Direktur Jenderal Pajak Bimo Wijayanto menjelaskan, keputusan perpanjangan diambil setelah mempertimbangkan realisasi pelaporan SPT serta hasil konsultasi dengan Menteri Keuangan.
"Jadi keputusan Pak Menteri setelah kami konsultasi dengan evidence data kinerja penerimaan SPT yang ada diputuskan kita akan perpanjang sampai 30 April Baik untuk pelaporannya maupun pembayarannya," kata Bimo dalam keterangannya, Jumat 27 Maret 2026.
Hingga saat ini, jumlah pelaporan SPT mencapai 9.131.427, yang terdiri dari 8.196.513 wajib pajak karyawan dan 924.443 non-karyawan.

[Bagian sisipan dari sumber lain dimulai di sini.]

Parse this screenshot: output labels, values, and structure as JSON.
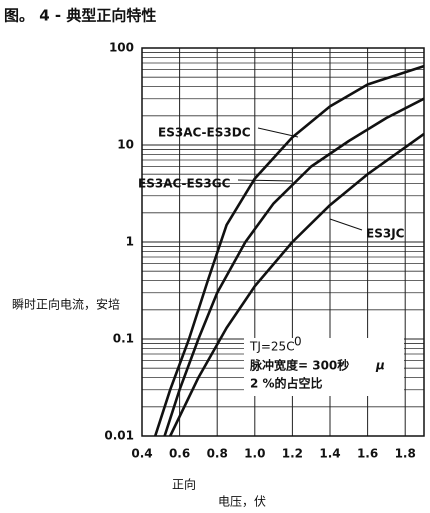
{
  "chart_data": {
    "type": "line",
    "title": "图。 4 - 典型正向特性",
    "y_label": "瞬时正向电流，安培",
    "x_label": [
      "正向",
      "电压，伏"
    ],
    "log_y": true,
    "grid": true,
    "xlim": [
      0.4,
      1.9
    ],
    "xticks": [
      0.4,
      0.6,
      0.8,
      {
        "value": 1.0,
        "label": "1.0"
      },
      1.2,
      1.4,
      1.6,
      1.8
    ],
    "ylim": [
      0.01,
      100
    ],
    "yticks": [
      0.01,
      0.1,
      1,
      10,
      100
    ],
    "series": [
      {
        "name": "ES3AC-ES3DC",
        "color": "#111111",
        "x": [
          0.47,
          0.55,
          0.65,
          0.75,
          0.85,
          1.0,
          1.2,
          1.4,
          1.6,
          1.9
        ],
        "values": [
          0.01,
          0.03,
          0.1,
          0.4,
          1.5,
          4.5,
          12,
          25,
          42,
          65
        ]
      },
      {
        "name": "ES3AC-ES3GC",
        "color": "#111111",
        "x": [
          0.52,
          0.6,
          0.7,
          0.8,
          0.95,
          1.1,
          1.3,
          1.5,
          1.7,
          1.9
        ],
        "values": [
          0.01,
          0.03,
          0.1,
          0.3,
          1,
          2.5,
          6,
          11,
          19,
          30
        ]
      },
      {
        "name": "ES3JC",
        "color": "#111111",
        "x": [
          0.55,
          0.7,
          0.85,
          1.0,
          1.2,
          1.4,
          1.6,
          1.9
        ],
        "values": [
          0.01,
          0.04,
          0.13,
          0.35,
          1,
          2.4,
          5,
          13
        ]
      }
    ],
    "annotations": [
      "TJ=25C",
      "0",
      "脉冲宽度= 300秒",
      "μ",
      "2 %的占空比"
    ]
  }
}
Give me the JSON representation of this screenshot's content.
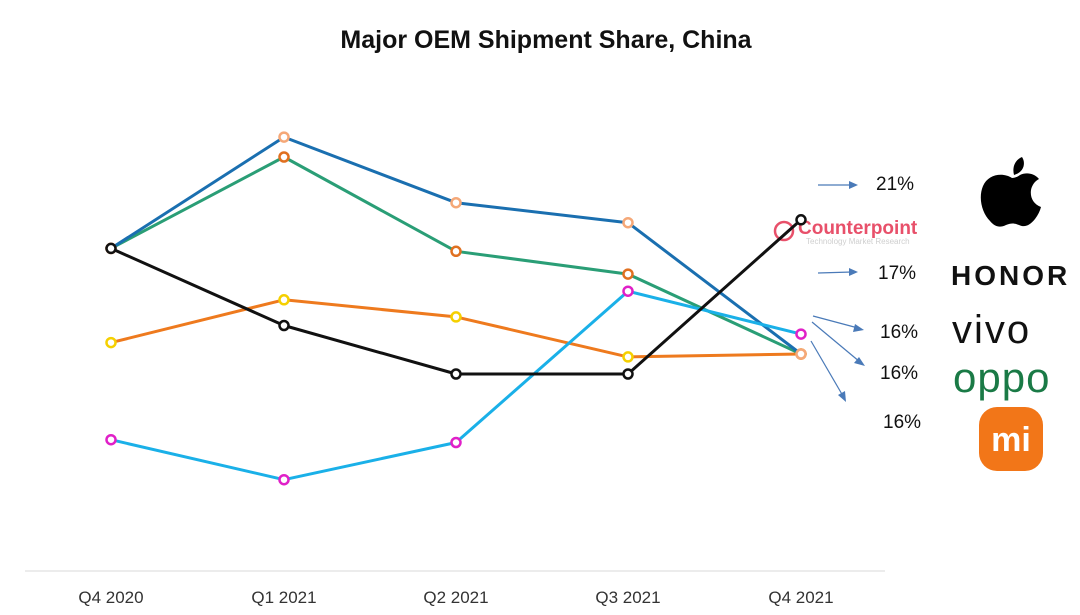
{
  "chart_data": {
    "type": "line",
    "title": "Major OEM Shipment Share, China",
    "categories": [
      "Q4 2020",
      "Q1 2021",
      "Q2 2021",
      "Q3 2021",
      "Q4 2021"
    ],
    "xlabel": "",
    "ylabel": "",
    "ylim": [
      8,
      28
    ],
    "grid": false,
    "series": [
      {
        "name": "Apple",
        "color": "#111111",
        "marker": "#111111",
        "values": [
          20,
          17.3,
          15.6,
          15.6,
          21
        ]
      },
      {
        "name": "Honor",
        "color": "#1ab0e8",
        "marker": "#e020c8",
        "values": [
          13.3,
          11.9,
          13.2,
          18.5,
          17
        ]
      },
      {
        "name": "vivo",
        "color": "#1a6fb0",
        "marker": "#f5a878",
        "values": [
          20,
          23.9,
          21.6,
          20.9,
          16.3
        ]
      },
      {
        "name": "OPPO",
        "color": "#2a9e76",
        "marker": "#e07020",
        "values": [
          20,
          23.2,
          19.9,
          19.1,
          16.3
        ]
      },
      {
        "name": "Xiaomi",
        "color": "#ee7a1e",
        "marker": "#f5d000",
        "values": [
          16.7,
          18.2,
          17.6,
          16.2,
          16.3
        ]
      }
    ],
    "end_labels": [
      "21%",
      "17%",
      "16%",
      "16%",
      "16%"
    ]
  },
  "watermark": {
    "name": "Counterpoint",
    "tagline": "Technology Market Research"
  },
  "logos": {
    "apple": "apple-logo",
    "honor": "HONOR",
    "vivo": "vivo",
    "oppo": "oppo",
    "xiaomi": "mi"
  },
  "colors": {
    "arrow": "#4a7ab8",
    "brand": "#e8506a"
  }
}
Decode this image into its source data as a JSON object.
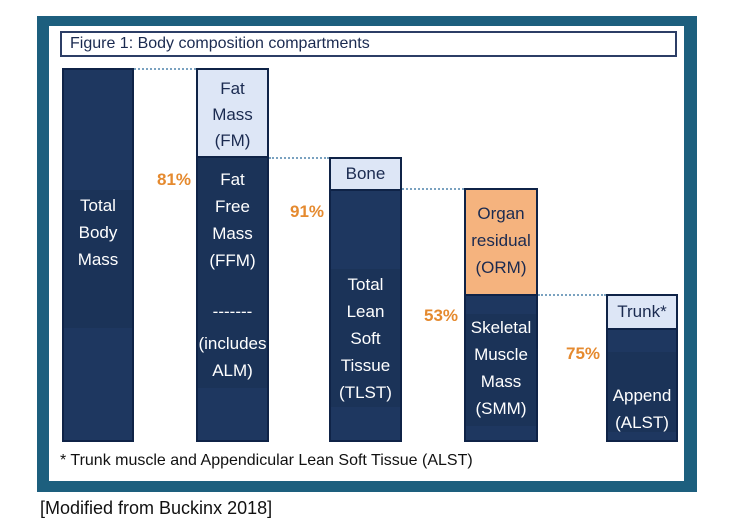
{
  "title": "Figure 1: Body composition compartments",
  "columns": {
    "tbm": {
      "label": "Total\nBody\nMass"
    },
    "fm": {
      "label": "Fat\nMass\n(FM)"
    },
    "ffm": {
      "label": "Fat\nFree\nMass\n(FFM)",
      "divider": "-------",
      "note": "(includes\nALM)"
    },
    "bone": {
      "label": "Bone"
    },
    "tlst": {
      "label": "Total\nLean\nSoft\nTissue\n(TLST)"
    },
    "orm": {
      "label": "Organ\nresidual\n(ORM)"
    },
    "smm": {
      "label": "Skeletal\nMuscle\nMass\n(SMM)"
    },
    "trunk": {
      "label": "Trunk*"
    },
    "alst": {
      "label": "Append\n(ALST)"
    }
  },
  "percentages": {
    "ffm": "81%",
    "tlst": "91%",
    "smm": "53%",
    "alst": "75%"
  },
  "footnote": "* Trunk muscle and Appendicular Lean Soft Tissue (ALST)",
  "caption": "[Modified from Buckinx 2018]",
  "colors": {
    "frame": "#1d5f7e",
    "dark_block": "#1e3760",
    "light_block": "#dde6f6",
    "orange_block": "#f5b37e",
    "percent": "#e58a2f"
  }
}
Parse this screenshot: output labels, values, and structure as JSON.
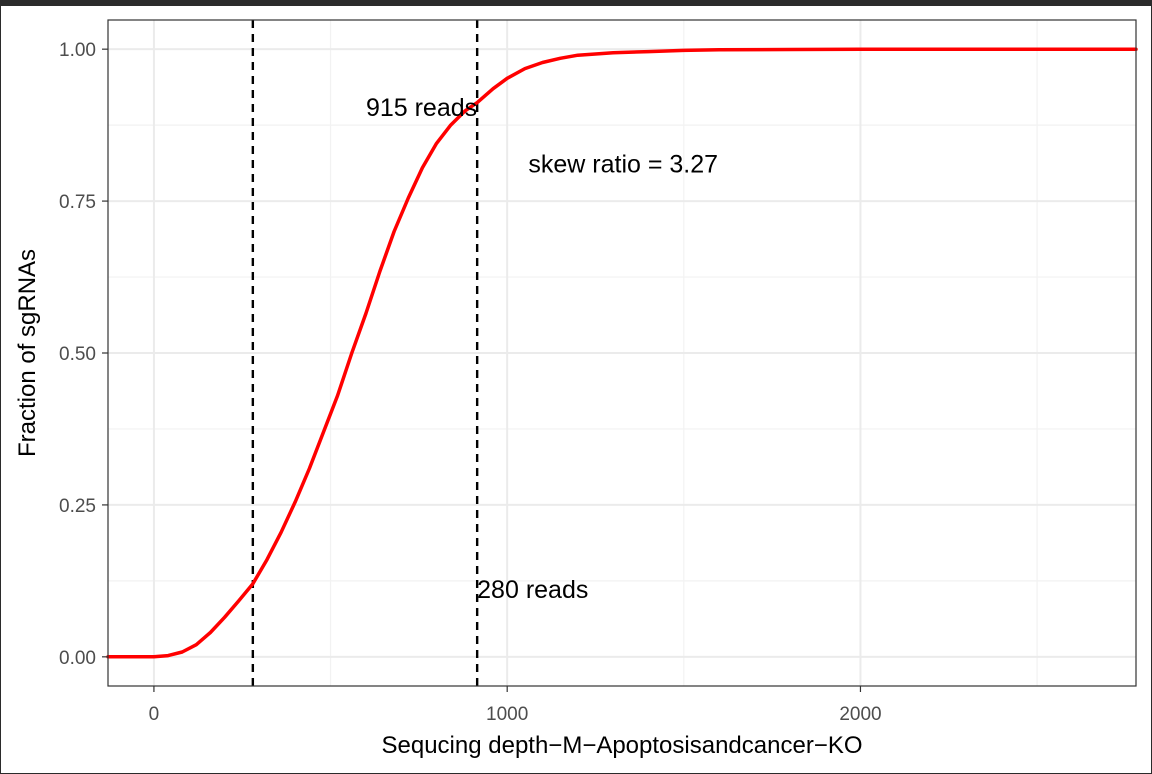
{
  "chart_data": {
    "type": "line",
    "title": "",
    "xlabel": "Sequcing depth−M−Apoptosisandcancer−KO",
    "ylabel": "Fraction of sgRNAs",
    "xlim": [
      -130,
      2780
    ],
    "ylim": [
      -0.048,
      1.048
    ],
    "x_ticks": [
      0,
      1000,
      2000
    ],
    "x_tick_labels": [
      "0",
      "1000",
      "2000"
    ],
    "y_ticks": [
      0,
      0.25,
      0.5,
      0.75,
      1.0
    ],
    "y_tick_labels": [
      "0.00",
      "0.25",
      "0.50",
      "0.75",
      "1.00"
    ],
    "grid": true,
    "series": [
      {
        "color": "#ff0000",
        "x": [
          -130,
          0,
          40,
          80,
          120,
          160,
          200,
          240,
          280,
          320,
          360,
          400,
          440,
          480,
          520,
          560,
          600,
          640,
          680,
          720,
          760,
          800,
          840,
          880,
          915,
          960,
          1000,
          1050,
          1100,
          1150,
          1200,
          1300,
          1400,
          1500,
          1600,
          1800,
          2000,
          2400,
          2780
        ],
        "y": [
          0.0,
          0.0,
          0.002,
          0.008,
          0.02,
          0.04,
          0.065,
          0.092,
          0.12,
          0.16,
          0.205,
          0.255,
          0.31,
          0.37,
          0.43,
          0.5,
          0.565,
          0.635,
          0.7,
          0.755,
          0.805,
          0.845,
          0.875,
          0.898,
          0.912,
          0.935,
          0.952,
          0.968,
          0.978,
          0.985,
          0.99,
          0.994,
          0.996,
          0.998,
          0.999,
          0.9995,
          1.0,
          1.0,
          1.0
        ]
      }
    ],
    "vlines": [
      280,
      915
    ],
    "annotations": [
      {
        "text": "915 reads",
        "x": 915,
        "y": 0.89,
        "anchor": "end"
      },
      {
        "text": "280 reads",
        "x": 915,
        "y": 0.097,
        "anchor": "start"
      },
      {
        "text": "skew ratio = 3.27",
        "x": 1060,
        "y": 0.797,
        "anchor": "start"
      }
    ]
  }
}
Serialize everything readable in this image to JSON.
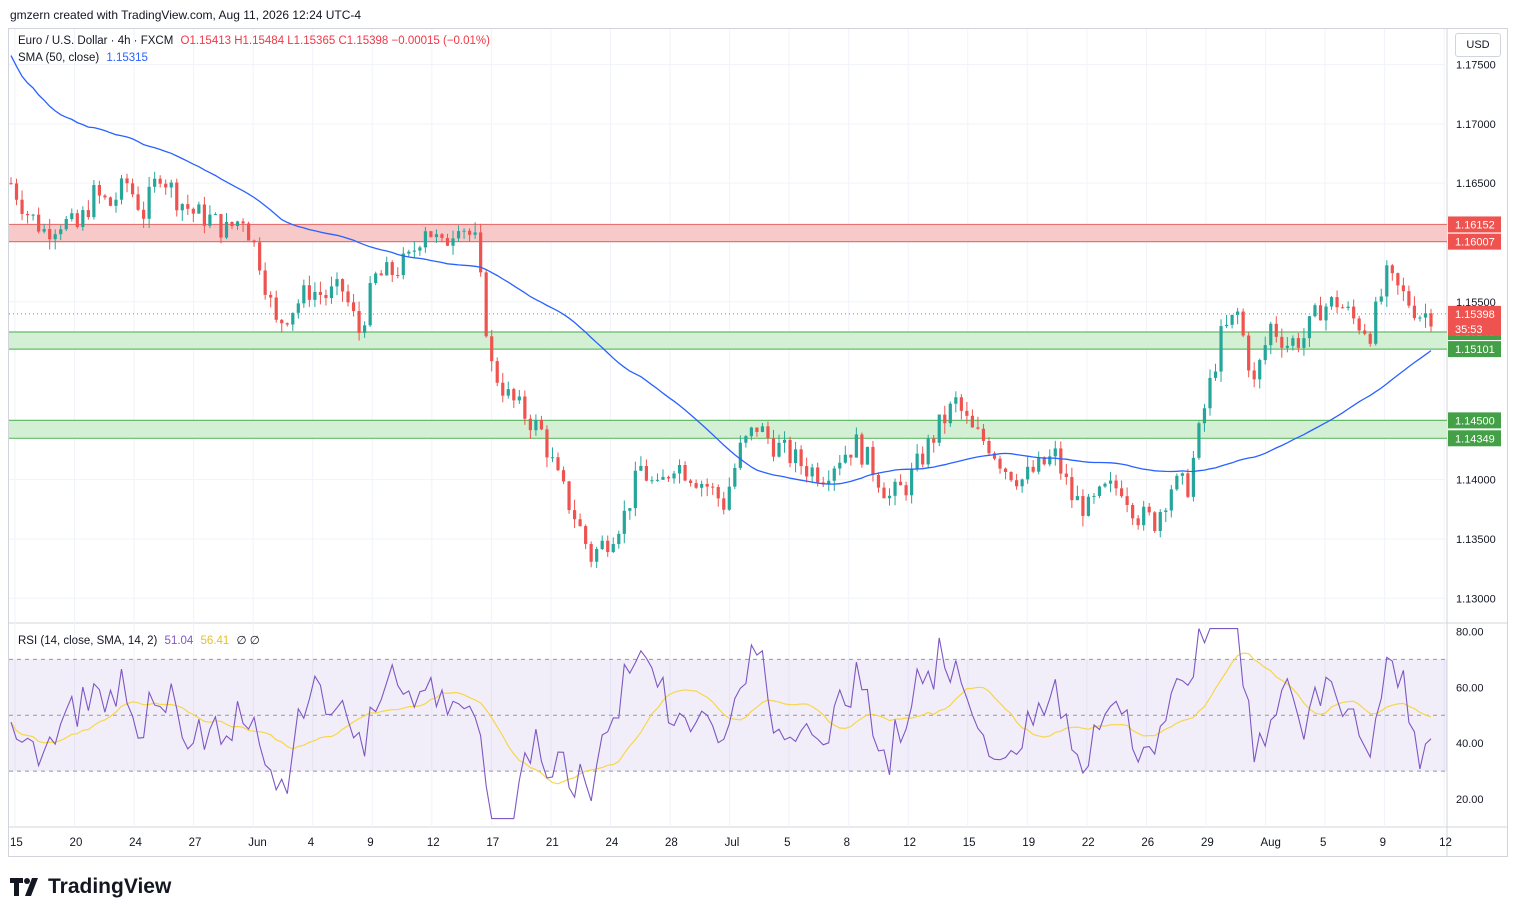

Artinya, DJP masih harus mengejar sekitar 5 juta WP untuk mencapai target tahun ini.
"Jadi SPT insya Allah kita perpanjang sampai 30 April Untuk orang pribadi saja. Jadi kita expect, kalau perkemarin itu sudah 9, hampir 9,1 juta. Masih harus sekitar 5 juta yang kita tunggu dari orang pribadi," ujar Bimo.
Namun demikian, kebijakan ini berpotensi menggeser penerimaan negara. DJP memperkirakan sekitar Rp5 triliun penerimaan pajak akan bergeser ke April 2026.
"Ya mungkin sekitar Rp5 triliun lah yang akan geser sampai April Kami sudah laporkan juga kepada Pak Menteri Mungkin hari ini kita akan luncurkan kebijakan terkait dengan perpanjangan SPT," pungkasnya.